Una data fondamentale nella storia del carnevale in Italia è il 1467. In quell’anno, infatti, papa Paolo II nobilitò la festa trasferendola dal quartiere periferico del Testaccio al centro di Roma. Il pontefice assistette alle corse cui partecipavano, come al solito, “giudei”, ragazzi e vecchi; poi organizzò un gigantesco banchetto popolare in piazza, proprio sotto le sue finestre, e invitò tutti i nobili cittadini. Patrocinò anche un corteo mascherato, finanziandolo con 400 fiorini: fu il primo corteo mascherato della storia.

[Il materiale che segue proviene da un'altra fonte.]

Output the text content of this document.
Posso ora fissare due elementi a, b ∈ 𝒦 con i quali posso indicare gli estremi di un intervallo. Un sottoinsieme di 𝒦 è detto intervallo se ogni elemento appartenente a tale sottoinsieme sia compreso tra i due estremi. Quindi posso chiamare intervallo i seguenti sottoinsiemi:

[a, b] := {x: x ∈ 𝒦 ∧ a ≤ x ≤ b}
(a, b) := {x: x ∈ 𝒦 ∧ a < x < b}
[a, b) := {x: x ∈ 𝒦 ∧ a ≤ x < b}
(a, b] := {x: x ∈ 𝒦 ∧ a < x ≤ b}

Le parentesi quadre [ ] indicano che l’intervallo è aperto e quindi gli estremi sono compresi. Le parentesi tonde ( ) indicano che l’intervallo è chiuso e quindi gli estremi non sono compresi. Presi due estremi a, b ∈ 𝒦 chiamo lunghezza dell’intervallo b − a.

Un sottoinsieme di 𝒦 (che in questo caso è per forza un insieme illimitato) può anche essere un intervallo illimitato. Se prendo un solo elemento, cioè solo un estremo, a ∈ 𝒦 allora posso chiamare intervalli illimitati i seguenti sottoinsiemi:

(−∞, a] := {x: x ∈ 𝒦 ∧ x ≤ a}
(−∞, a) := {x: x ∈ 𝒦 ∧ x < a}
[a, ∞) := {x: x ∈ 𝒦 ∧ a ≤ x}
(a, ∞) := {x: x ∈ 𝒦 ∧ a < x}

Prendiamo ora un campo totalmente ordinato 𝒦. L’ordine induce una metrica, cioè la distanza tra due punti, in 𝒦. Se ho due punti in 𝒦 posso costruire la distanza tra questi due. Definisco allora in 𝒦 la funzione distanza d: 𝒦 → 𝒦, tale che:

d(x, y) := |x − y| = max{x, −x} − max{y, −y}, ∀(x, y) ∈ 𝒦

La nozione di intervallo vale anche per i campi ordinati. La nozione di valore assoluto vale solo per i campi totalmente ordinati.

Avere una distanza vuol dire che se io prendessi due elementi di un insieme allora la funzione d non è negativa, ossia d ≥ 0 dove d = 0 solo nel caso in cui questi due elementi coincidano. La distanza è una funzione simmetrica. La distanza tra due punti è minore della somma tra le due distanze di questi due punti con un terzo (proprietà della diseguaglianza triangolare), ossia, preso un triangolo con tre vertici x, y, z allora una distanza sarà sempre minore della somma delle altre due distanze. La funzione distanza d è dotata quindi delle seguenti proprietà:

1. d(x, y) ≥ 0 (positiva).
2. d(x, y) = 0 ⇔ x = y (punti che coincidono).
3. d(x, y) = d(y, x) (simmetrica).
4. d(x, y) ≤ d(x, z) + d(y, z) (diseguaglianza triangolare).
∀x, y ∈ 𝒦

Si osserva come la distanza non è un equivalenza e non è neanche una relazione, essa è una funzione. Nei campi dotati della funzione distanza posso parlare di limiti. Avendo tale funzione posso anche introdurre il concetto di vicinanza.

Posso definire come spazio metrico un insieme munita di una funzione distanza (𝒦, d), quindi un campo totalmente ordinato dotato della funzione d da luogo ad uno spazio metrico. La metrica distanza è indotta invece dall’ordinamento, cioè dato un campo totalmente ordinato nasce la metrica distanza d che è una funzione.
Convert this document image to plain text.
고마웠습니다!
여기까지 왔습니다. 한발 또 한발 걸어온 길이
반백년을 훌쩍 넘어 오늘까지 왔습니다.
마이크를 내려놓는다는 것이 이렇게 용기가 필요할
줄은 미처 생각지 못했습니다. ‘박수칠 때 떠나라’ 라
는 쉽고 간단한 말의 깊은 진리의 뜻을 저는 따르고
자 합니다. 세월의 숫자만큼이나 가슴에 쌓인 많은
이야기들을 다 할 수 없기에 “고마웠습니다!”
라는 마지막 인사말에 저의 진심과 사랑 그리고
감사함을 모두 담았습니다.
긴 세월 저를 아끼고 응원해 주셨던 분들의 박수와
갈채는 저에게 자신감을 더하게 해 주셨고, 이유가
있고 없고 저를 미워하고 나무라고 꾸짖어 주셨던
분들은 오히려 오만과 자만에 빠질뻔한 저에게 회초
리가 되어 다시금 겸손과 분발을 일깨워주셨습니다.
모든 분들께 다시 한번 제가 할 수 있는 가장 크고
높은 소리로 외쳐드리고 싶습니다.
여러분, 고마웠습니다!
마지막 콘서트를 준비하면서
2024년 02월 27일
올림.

Nei tempi antichi il popolo era soprattutto spettatore del Carnevale. Chi si mascherava, chi sfilava sui carri, chi gozzovigliava, erano i nobili, I RICCHI. La “follia collettiva” fu un fenomeno della seconda metà dell’Ottocento. La gente comune cominciò a sentire il desiderio di emulare i ricchi: tutti adattarono vecchi vestiti, indossarono buffe maschere, diedero vita a caotici cortei popolari. E sempre nell’Ottocento, verso la fine, nacque anche l’abitudine di lanciare coriandoli e stelle filanti. Già in passato c’era l’usanza di gettare addosso alle maschere fiori e dolciumi in genere, ma anche sassi, pezzi di vetro e residui organici. La degenerazione del rito portò alla necessità di una regolamentazione, e così ci fu chi pensò di inventare qualcosa di meno pericoloso e sgradevole. Prima si cominciò a gettare semi di coriandoli, un tipo di erba selvatica, poi piccoli pezzi di carta che vennero appunto chiamati coriandoli.
Ogni città, ogni regione adatta la festa alla sua realtà sociale e alle sue tradizioni, alla sua storia. Oggi il più importante carnevale italiano è probabilmente quello, risorto, di Venezia, che ripropone un’antica e felice tradizione. Anche se la festa attuale è più una riuscita festa commerciale e turistica piuttosto che un vero e proprio ritorno alla spensieratezza e alla “follia” di un tempo.